Powerset

Powerset Blog

Noun-Noun Compound is Like a Chocolate Box

Posted by Mark Johnson Tue, 26 Jun 2007 02:03:00 GMT

A noun-noun compound is a noun phrase composed only of nouns, like chocolate box. And ok, the title above isn’t quite right. It should be "A Noun-Noun Compound is like a Box of Chocolates." And in fact Chocolate Box, although a common phrase (383,000 hits on Google today) is ambiguous in meaning. Is it a box made of chocolate or a box filled with, chocolate? Logically, and based on life experience, either of these works. But what it clearly doesn’t mean is a box used to spread chocolate or a box used in a chocolate room.

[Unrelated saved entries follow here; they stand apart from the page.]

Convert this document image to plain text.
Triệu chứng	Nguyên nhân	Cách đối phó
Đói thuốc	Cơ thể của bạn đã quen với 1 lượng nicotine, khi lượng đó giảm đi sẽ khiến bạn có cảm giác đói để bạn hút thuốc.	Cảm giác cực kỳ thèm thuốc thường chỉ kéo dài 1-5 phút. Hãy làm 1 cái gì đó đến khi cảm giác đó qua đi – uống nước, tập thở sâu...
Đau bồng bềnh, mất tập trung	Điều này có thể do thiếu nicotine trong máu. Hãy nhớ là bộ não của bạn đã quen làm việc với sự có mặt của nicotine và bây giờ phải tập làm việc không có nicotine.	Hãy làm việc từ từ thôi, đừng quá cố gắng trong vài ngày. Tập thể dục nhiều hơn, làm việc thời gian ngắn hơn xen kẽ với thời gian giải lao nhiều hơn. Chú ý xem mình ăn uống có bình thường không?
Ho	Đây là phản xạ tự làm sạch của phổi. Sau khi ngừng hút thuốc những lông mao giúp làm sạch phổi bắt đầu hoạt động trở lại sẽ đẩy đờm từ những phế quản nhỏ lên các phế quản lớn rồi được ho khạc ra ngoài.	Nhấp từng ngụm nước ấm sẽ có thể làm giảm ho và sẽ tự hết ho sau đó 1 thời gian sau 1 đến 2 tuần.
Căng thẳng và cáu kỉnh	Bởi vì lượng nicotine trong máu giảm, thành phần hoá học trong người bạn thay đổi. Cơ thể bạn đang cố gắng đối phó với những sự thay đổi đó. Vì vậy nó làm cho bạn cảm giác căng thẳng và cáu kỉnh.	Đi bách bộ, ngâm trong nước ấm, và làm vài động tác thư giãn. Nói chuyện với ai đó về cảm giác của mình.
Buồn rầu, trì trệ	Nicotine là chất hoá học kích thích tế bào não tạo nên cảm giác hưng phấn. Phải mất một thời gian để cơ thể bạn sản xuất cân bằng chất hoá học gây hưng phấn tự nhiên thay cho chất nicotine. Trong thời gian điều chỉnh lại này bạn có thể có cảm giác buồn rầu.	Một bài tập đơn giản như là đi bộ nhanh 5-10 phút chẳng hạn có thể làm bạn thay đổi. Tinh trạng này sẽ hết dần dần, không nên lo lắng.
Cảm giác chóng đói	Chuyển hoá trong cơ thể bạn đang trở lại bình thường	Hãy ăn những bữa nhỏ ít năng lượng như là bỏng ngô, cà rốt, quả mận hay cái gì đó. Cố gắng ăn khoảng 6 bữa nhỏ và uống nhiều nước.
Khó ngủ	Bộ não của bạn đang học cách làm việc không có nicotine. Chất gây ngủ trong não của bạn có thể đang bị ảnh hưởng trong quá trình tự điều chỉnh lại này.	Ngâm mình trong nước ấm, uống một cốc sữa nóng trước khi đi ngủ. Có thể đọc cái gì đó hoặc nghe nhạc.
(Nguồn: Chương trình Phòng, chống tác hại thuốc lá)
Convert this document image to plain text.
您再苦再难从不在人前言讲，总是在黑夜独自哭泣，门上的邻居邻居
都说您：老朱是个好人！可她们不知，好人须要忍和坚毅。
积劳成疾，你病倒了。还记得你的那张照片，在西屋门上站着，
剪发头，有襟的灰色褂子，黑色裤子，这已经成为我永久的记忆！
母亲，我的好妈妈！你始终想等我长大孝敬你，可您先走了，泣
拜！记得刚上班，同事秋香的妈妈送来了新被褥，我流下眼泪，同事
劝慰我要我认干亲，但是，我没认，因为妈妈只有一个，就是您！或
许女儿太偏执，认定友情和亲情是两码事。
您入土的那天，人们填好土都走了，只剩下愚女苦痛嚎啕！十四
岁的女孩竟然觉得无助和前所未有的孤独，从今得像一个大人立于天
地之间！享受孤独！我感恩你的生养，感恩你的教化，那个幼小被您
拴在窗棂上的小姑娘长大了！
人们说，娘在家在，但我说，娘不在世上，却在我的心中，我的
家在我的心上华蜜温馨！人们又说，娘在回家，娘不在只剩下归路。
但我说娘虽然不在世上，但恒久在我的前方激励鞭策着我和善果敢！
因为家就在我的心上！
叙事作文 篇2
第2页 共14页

Why would I even propose these meanings? Because these are logical meanings for some other noun compounds. It’s what is meant by butter knife – a knife used to spread butter – and kitchen knife – a knife used in the kitchen.

How do we, as language speakers, know that chocolate box usually means a box filled with chocolates, but butter knife means a knife used to spread or cut butter? We can also talk about a steel knife – a knife made of steel – which is like the box made of chocolate interpretation of chocolate box.

The answer of course is that we know what the individual words mean, and we know a lot about the world and how these words are used in life. We know that engine oil is oil used to lubricate an engine, while olive oil is oil extracted from olives. But it’s much harder for a computer program to figure out this sort of thing.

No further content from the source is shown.